Coracoacromial arch: Upward displacement of the head of the humerus is prevented by the overhanging coracoid and acromion processes and the coracoacromial ligament that bridges them. The whole constitutes the coracoacromial arch and, lubricated by the subacromial bursa, functions mechanically as an ‘articular surface’ of the shoulder joint. The arch is very strong. Upward thrust on the humerus will never fracture the arch; the clavicle or the
Tendons of scapular muscles: The tendons of subscapularis, supraspinatus, infraspinatus and teres minor are not only attached very near the joint but actually in part fuse with the lateral part of the capsule. This is an indispensable factor in adding stability to the joint. The fused mass of tendon and lateral part of capsule is known surgically as the ‘rotator cuff. The rotator cuff prevents the lax capsule and its lining synovial membrane from being nipped. There is no cuff inferiorly, and here the capsule is attached well below the articular margin to prevent its being nipped. Note that supraspinatus does not have any rotatory action on the humerus, although the other three muscles do.
Muscles attaching the humerus to the pectoral girdle: All these muscles assist by their tonus in maintaining the stability of the joint. Especially active in this respect are the long heads of biceps and triceps muscles.
The long head of biceps, arising from the supraglenoid tubercle, sinks in through the capsule of the embryonic joint and is intracapsular in the mature joint. It leaves the capsule beneath the transverse ligament across the upper part of the intertubercular groove. The tendon acts as a strong support over the head of the humerus.
The long head of triceps is of importance during abduction of the joint, for in this position it lies immediately beneath the head of the humerus at the lowest part of the joint. This is the weakest part of the joint; the long head of triceps is thus of very great importance in giving stability to the abducted humerus.

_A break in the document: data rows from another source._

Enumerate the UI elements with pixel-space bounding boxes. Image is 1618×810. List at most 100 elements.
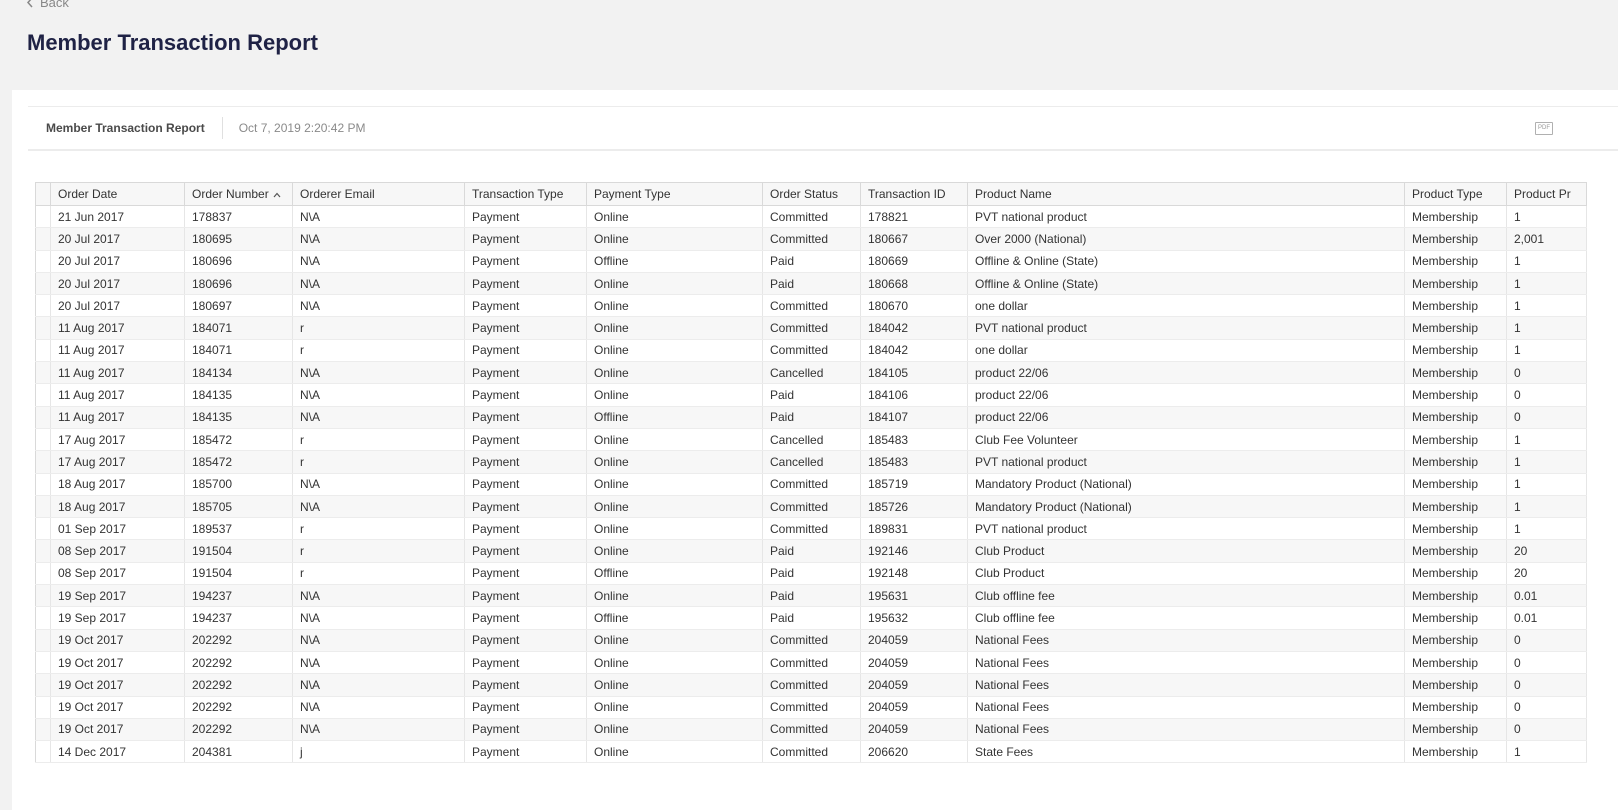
table-row[interactable]: 11 Aug 2017 184135 N\A Payment Online Paid 184…	[35, 383, 1587, 407]
cell-product-pr: 1	[1506, 473, 1587, 496]
row-selector[interactable]	[35, 495, 51, 519]
column-header-label: Product Name	[975, 187, 1052, 201]
table-row[interactable]: 20 Jul 2017 180696 N\A Payment Online Paid 180…	[35, 272, 1587, 296]
table-row[interactable]: 19 Oct 2017 202292 N\A Payment Online Committ…	[35, 673, 1587, 697]
column-header-order-number[interactable]: Order Number	[184, 182, 293, 206]
row-selector[interactable]	[35, 383, 51, 407]
table-row[interactable]: 11 Aug 2017 184135 N\A Payment Offline Paid 18…	[35, 406, 1587, 429]
cell-orderer-email: r	[292, 316, 465, 340]
cell-order-status: Committed	[762, 629, 861, 652]
table-row[interactable]: 21 Jun 2017 178837 N\A Payment Online Committ…	[35, 205, 1587, 229]
column-header-payment-type[interactable]: Payment Type	[586, 182, 763, 206]
cell-transaction-type: Payment	[464, 651, 587, 675]
row-selector[interactable]	[35, 740, 51, 764]
column-header-transaction-id[interactable]: Transaction ID	[860, 182, 968, 206]
table-row[interactable]: 08 Sep 2017 191504 r Payment Offline Paid 1921…	[35, 562, 1587, 586]
table-row[interactable]: 19 Sep 2017 194237 N\A Payment Online Paid 195…	[35, 584, 1587, 608]
cell-transaction-id: 184106	[860, 383, 968, 407]
cell-product-type: Membership	[1404, 606, 1507, 630]
cell-payment-type: Online	[586, 539, 763, 563]
table-row[interactable]: 19 Sep 2017 194237 N\A Payment Offline Paid 19…	[35, 606, 1587, 630]
cell-orderer-email: r	[292, 562, 465, 586]
row-selector[interactable]	[35, 361, 51, 385]
row-selector[interactable]	[35, 562, 51, 586]
row-selector[interactable]	[35, 651, 51, 675]
column-header-order-date[interactable]: Order Date	[50, 182, 185, 206]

Nerve supply of shoulder joint:
The capsule is supplied by branches from the axillary, musculocutaneous and suprascapular nerves. Each illustrates Hilton’s law.
Movements of shoulder joint:
The articular surface of the head of the humerus is four times the area of the glenoid; thus there is considerable freedom for a variety of movements. Movements at the joint are accompanied by movements of the scapula on the thoracic wall and by consequential movements of the clavicle.
These various movements of the shoulder joint itself, however, can be understood only if each is analysed into its constituent basic parts. These basic movements are only three: 1. flexion and extension, 2. adduction and abduction, and 3. rotation. Note that circumduction is merely a rhythmical combination in orderly sequence of flexion, abduction, extension and adduction (or the reverse), and for purposes of analysis it is not an elementary movement.
It is of clinical value to appreciate the fact that the medial epicondyle of the humerus faces in the same direction as the articular surface of the head. Note that this is not exactly medial, but rather medial and somewhat backwards. The glenoid cavity does not face exactly laterally, but peeps forward a little around the convexity of the thoracic wall, and the articular surface on the head of the humerus looks back towards it. The purist may claim that flexion and extension should be described as movements in the plane of the joint cavity, which is oblique to the sagittal plane, and that abduction and adduction should be defined as movements in a plane at right angles to this, which is oblique to the coronal plane. But for purposes of analysis of these movements the difference is negligible.